I found that when reading “The Godfather” in Spanish, it used os a lot. I just imagined it was common in Spain, since there was other Spanish-Spanish usage (but the same grammar that everyone uses).
I would consider the virtual complete replacement of one pronoun by another, together with its corresponding verb forms, to indeed be a grammatical difference between Latin American and Iberian Spanish. It doesn’t matter if the other form survives in some very limited contexts, or if it is used grammatically in those contexts. This a rather more basic change than the simple use of differenct vocabularies (“truck” vs “lorry”) in English, or differences in spelling (“color” vs. “colour.”)
Similarly, the loss of the “thee/thou” forms in English over the past few centuries is a grammatical change, even though these forms survive in limited contexts (the Bible, Shakespearean plays, and among Quakers). These forms may still be conjugated correctly when they occur (although I suspect that many people wouldn’t know how to do it), but the fact that they are never used in common speech constitutes a shift in grammar.
By your definition any change in language seems to me to be a change in “usage.”
Whatever the case, I think that Spanish shows greater divergence between its European and American forms than English does. This is understandable, since American Spanish began diverging more than a century earlier, and has also been subdivided into more political units that developed in isolation from one another and in some cases from the mother country.
Well, I, a reasonable well-educated native speaker will disagree with you, if I may. The difference between ‘European’ Spanish and Latin American Spanish is not that much when you compare how it is spoken in many countries in America. To my ears Uruguayan and Argentinian Spanish sound more ‘foreign’ than that of Andalusians. Caribbean Spanish is somewhat archaic, more so in rural Dominican Rep., but I have yet to find somebody whose Spanish I can’t understand, I have never seen a movie in Spanish with subtitles in Spanish (something I’ve seen many times in English).
I agree with you that Latin American Spanish is more divergent between the different forms spoken within the hemisphere than American (that is, the forms spoken throughout the hemisphere) English is. However, Latin American Spanish in general is also more divergent from Andulusian Spanish (its immediate predecessor) than American English is from the British dialects from which it directly descended (specifically in the case of the ustedes/vosotros distinction). There may be more divergence within Great Britain between the various dialects of English, such as Scots (sometimes even considered a separate language), than there is within Spain for Spanish dialects. And it’s these British dialects of English, not dialects of American English, for which you might need subtitles.
(One might also need subtitles for the Jamaican English Creole, but there are some American Spanish Creoles such as Palenquero that are even more difficult for a Spanish speaker to understand.)

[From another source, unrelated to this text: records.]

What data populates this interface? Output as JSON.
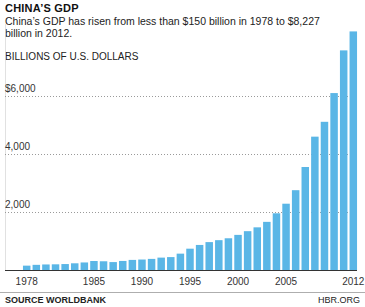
{
  "chart_data": {
    "type": "bar",
    "title": "CHINA’S GDP",
    "subtitle": "China’s GDP has risen from less than $150 billion in 1978 to $8,227 billion in 2012.",
    "y_label": "BILLIONS OF U.S. DOLLARS",
    "source": "SOURCE WORLDBANK",
    "credit": "HBR.ORG",
    "categories": [
      "1978",
      null,
      null,
      null,
      null,
      null,
      null,
      "1985",
      null,
      null,
      null,
      null,
      "1990",
      null,
      null,
      null,
      null,
      "1995",
      null,
      null,
      null,
      null,
      "2000",
      null,
      null,
      null,
      null,
      "2005",
      null,
      null,
      null,
      null,
      null,
      null,
      "2012"
    ],
    "values": [
      150,
      178,
      191,
      196,
      205,
      231,
      260,
      310,
      301,
      273,
      312,
      348,
      361,
      383,
      427,
      445,
      564,
      735,
      864,
      962,
      1029,
      1094,
      1211,
      1339,
      1471,
      1660,
      1955,
      2286,
      2752,
      3552,
      4598,
      5110,
      6101,
      7573,
      8227
    ],
    "color": "#5ab6e6",
    "ylim": [
      0,
      8500
    ],
    "yticks": [
      {
        "value": 2000,
        "label": "2,000"
      },
      {
        "value": 4000,
        "label": "4,000"
      },
      {
        "value": 6000,
        "label": "$6,000"
      }
    ],
    "grid": true
  }
}
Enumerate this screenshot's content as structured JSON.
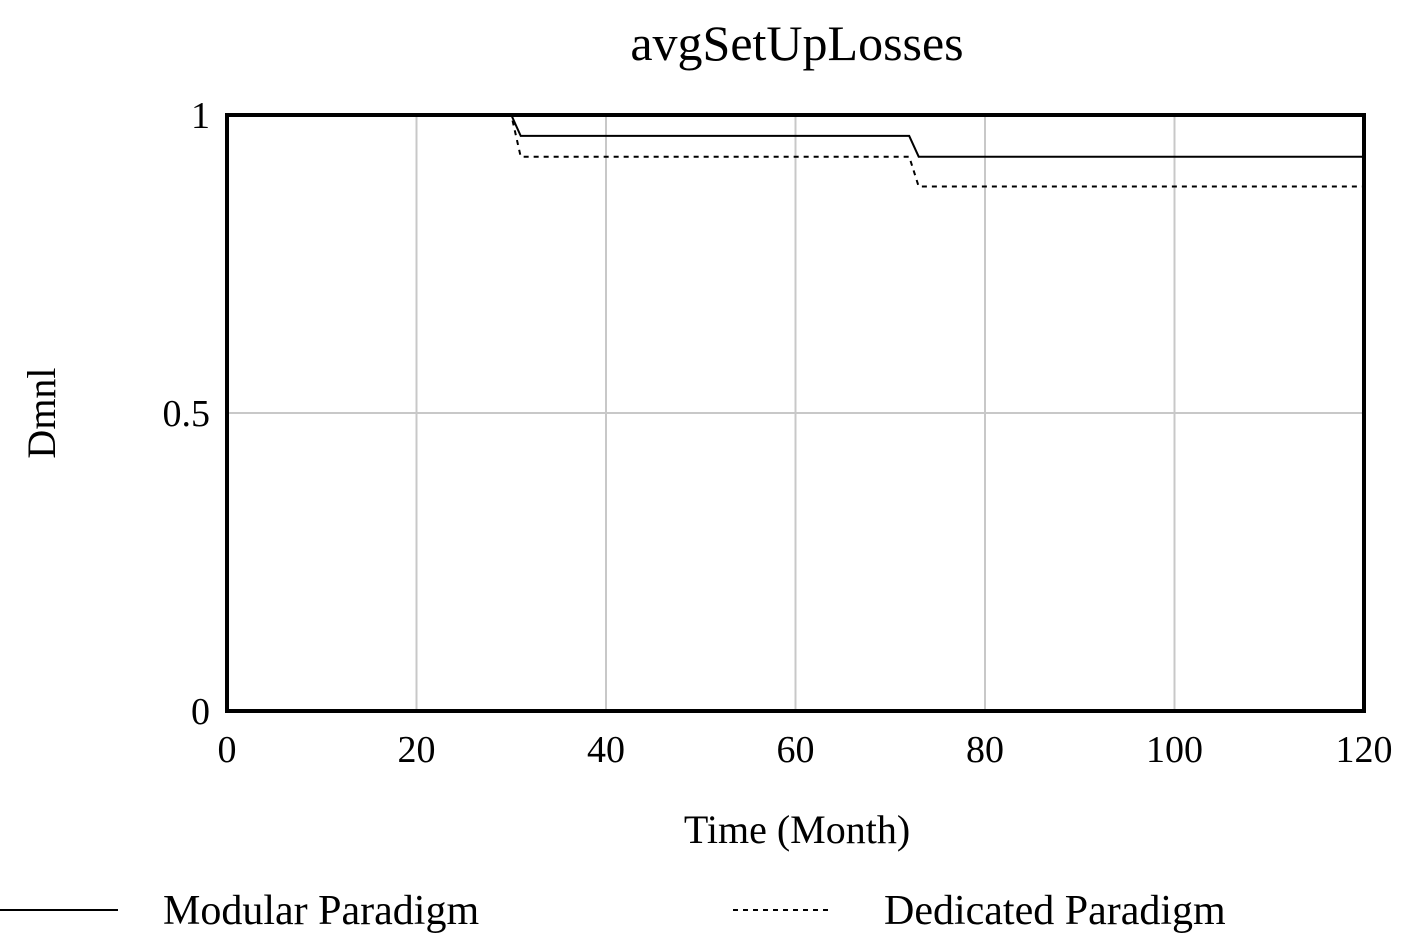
{
  "chart_data": {
    "type": "line",
    "title": "avgSetUpLosses",
    "xlabel": "Time (Month)",
    "ylabel": "Dmnl",
    "xlim": [
      0,
      120
    ],
    "ylim": [
      0,
      1
    ],
    "x_ticks": [
      "0",
      "20",
      "40",
      "60",
      "80",
      "100",
      "120"
    ],
    "y_ticks": [
      "0",
      "0.5",
      "1"
    ],
    "grid": true,
    "legend_position": "bottom",
    "series": [
      {
        "name": "Modular Paradigm",
        "style": "solid",
        "color": "#000000",
        "points": [
          [
            0,
            1.0
          ],
          [
            30,
            1.0
          ],
          [
            31,
            0.965
          ],
          [
            72,
            0.965
          ],
          [
            73,
            0.93
          ],
          [
            120,
            0.93
          ]
        ]
      },
      {
        "name": "Dedicated Paradigm",
        "style": "dotted",
        "color": "#000000",
        "points": [
          [
            0,
            1.0
          ],
          [
            30,
            1.0
          ],
          [
            31,
            0.93
          ],
          [
            72,
            0.93
          ],
          [
            73,
            0.88
          ],
          [
            120,
            0.88
          ]
        ]
      }
    ]
  }
}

Actually, the quote is properly rendered as “Veni, Vidi, Vici”, and would thus be pronounced “Vain-y, veed-y, veech-y” (as my dad learned it at Cleveland’s Benedictine High School in the 1950’s), or “Wain-y, Weed-y, Wee-ky” (as Dr. Stephens, a political science professor I had in college, said in the way he learned the language under a “prominent Latin scholar” at the University of Chicago).
Just thought up something here that may be confusing all of us – are we equating formal with polite forms? To me, usted and ustedes are “formal”/polite, in that you speak to your elders or the queen in a formal fashion. Granted ustedes has displaced vosotros in Latin America, so it’s used in general, not just for formality and politeness. So, someone way up above said that if they were to hear vosotros used, it would be kind of stodgy and formal.
Is this a regional variation? I was recently on the webpage of a guy who’s Venezuelan, who offers the site in “English” or “Castellano,” and I was wondering.